Nonostante l’euforia iniziale, Daniele De Rossi non è riuscito a riportare la Roma a giocare la Champions League. L’esonero di colui che era stato accolto come il salvatore della patria è stato celebrato come una sorta di liberazione, ma nonostante ciò i giallorossi hanno inanellato una stagione in linea con il precedente passato.

Friedkin generosi con De Rossi, parsimoniosi con Mou

La qualificazione alla massima competizione europea per club sembrava la conditio sine qua non per rivedere una Roma in grado di spendere, non più soffocata dalla morsa dei debiti e del FFP. Eppure, i Friedkin il cordone ombelicale con il passato lo hanno reciso in maniera netta. Sebbene un cambio di modus agendi fosse prevedibile già con la scelta di passare da Mourinho a De Rossi, nessuno avrebbe potuto aspettarsi un mercato del genere.
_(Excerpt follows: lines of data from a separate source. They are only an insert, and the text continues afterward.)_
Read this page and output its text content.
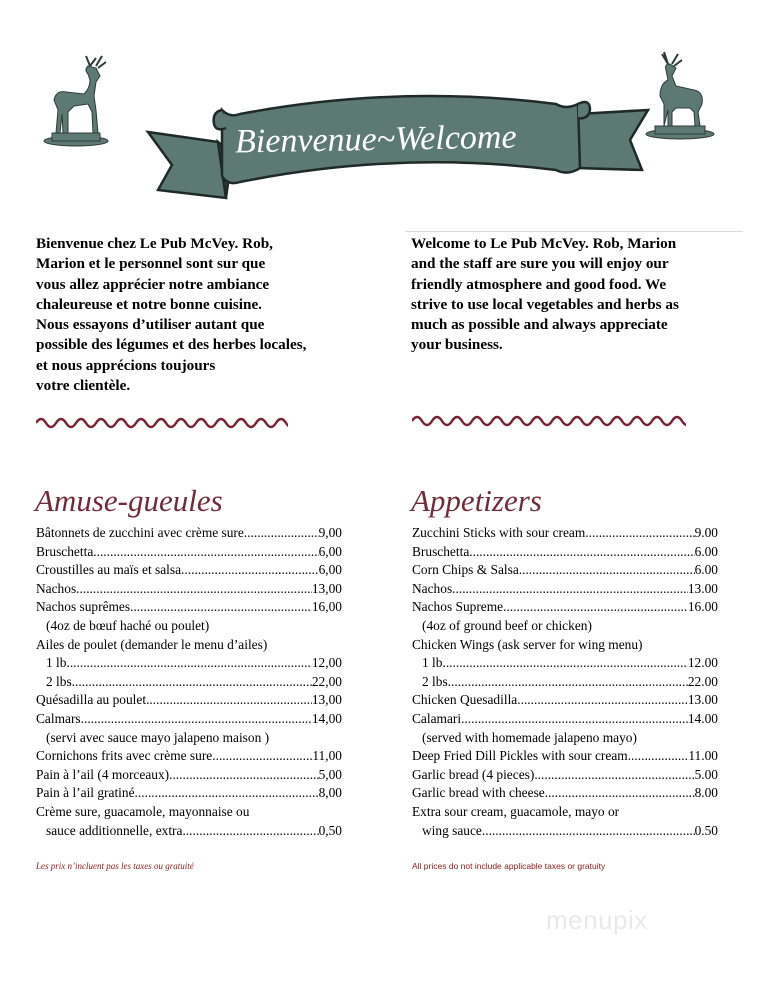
Bienvenue~Welcome

Bienvenue chez Le Pub McVey. Rob,
Marion et le personnel sont sur que
vous allez apprécier notre ambiance
chaleureuse et notre bonne cuisine.
Nous essayons d’utiliser autant que
possible des légumes et des herbes locales,
et nous apprécions toujours
votre clientèle.

Welcome to Le Pub McVey. Rob, Marion
and the staff are sure you will enjoy our
friendly atmosphere and good food. We
strive to use local vegetables and herbs as
much as possible and always appreciate
your business.

Amuse-gueules	Appetizers
Bâtonnets de zucchini avec crème sure .....	9,00
Bruschetta .....	6,00
Croustilles au maïs et salsa .....	6,00
Nachos .....	13,00
Nachos suprêmes .....	16,00
(4oz de bœuf haché ou poulet)
Ailes de poulet (demander le menu d’ailes)
1 lb .....	12,00
2 lbs .....	22,00
Quésadilla au poulet .....	13,00
Calmars .....	14,00
(servi avec sauce mayo jalapeno maison )
Cornichons frits avec crème sure .....	11,00
Pain à l’ail (4 morceaux) .....	5,00
Pain à l’ail gratiné .....	8,00
Crème sure, guacamole, mayonnaise ou
sauce additionnelle, extra .....	0,50
Zucchini Sticks with sour cream .....	9.00
Bruschetta .....	6.00
Corn Chips & Salsa .....	6.00
Nachos .....	13.00
Nachos Supreme .....	16.00
(4oz of ground beef or chicken)
Chicken Wings (ask server for wing menu)
1 lb .....	12.00
2 lbs .....	22.00
Chicken Quesadilla .....	13.00
Calamari .....	14.00
(served with homemade jalapeno mayo)
Deep Fried Dill Pickles with sour cream .....	11.00
Garlic bread (4 pieces) .....	5.00
Garlic bread with cheese .....	8.00
Extra sour cream, guacamole, mayo or
wing sauce .....	0.50

Les prix n’incluent pas les taxes ou gratuité	All prices do not include applicable taxes or gratuity

menupix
La Roma, negli ultimi due anni, aveva speso sul mercato appena 30 milioni. 10 di questi sono arrivati lo scorso Gennaio, a esonero del portoghese già ufficializzato, per l’arrivo di Baldanzi dall’Empoli. Questa estate la voce “uscite” a Trigoria sfiora la triplice cifra e non é una questione meramente economica. Infatti, il livello dei giocatori arrivati alla corte di De Rossi è altissima: Le Fee, Soulé, Dovbyk, Dahl e il riscatto di Angelino.

Sembra passata una vita da quando la Roma si barcamenava fra prestiti e parametri zero, pregando che qualche buontempone (finito da tempo sotto l’ombre d’un cipresso) si risvegliasse improvvisamente come Lazzaro. La Roma sembra aver (ri)trovato una progettualità che, se l’avesse avuta anche con chi di dovere, forse a quest’ora staremmo raccontando un epilogo diverso. Ancor migliore di quanto non sia già stato.

De Rossi

Roma, la Champions è (quasi) un obbligo

Verrebbe da dire che il cambio di paradigma sia sopraggiunto con la persona sbagliata al momento giusto, ma sono punti di vista. Certo è che Mourinho mai aveva avuto a disposizione cinque slot per la qualificazione in Champions, mentre De Rossi si: eppure è riuscito a fallirla comunque. Però quella Roma non aveva una rosa che giustificasse un simile imperativo, come veniva (giustamente) ricordato a mo di attenuante per il portoghese e con altrettanta onestà intellettuale bisogna ribadirlo ora. Questa, invece, sì.

La Roma partiva da una buona base e ha iniziato a smussarne i bordi. Ha trovato un portiere valido; è riuscita nell’impresa di non abbassare il quantitativo di gol in avanti nonostante abbia perso uno come Lukaku; ma soprattutto ha messo un tampone all’atavico problema delle ultime due stagioni. Ovvero la cronica fragilità fisica di Dybala, che quest’anno avrà in Soulé un validissimo backup che gli consentirà di gestirsi con meno patemi.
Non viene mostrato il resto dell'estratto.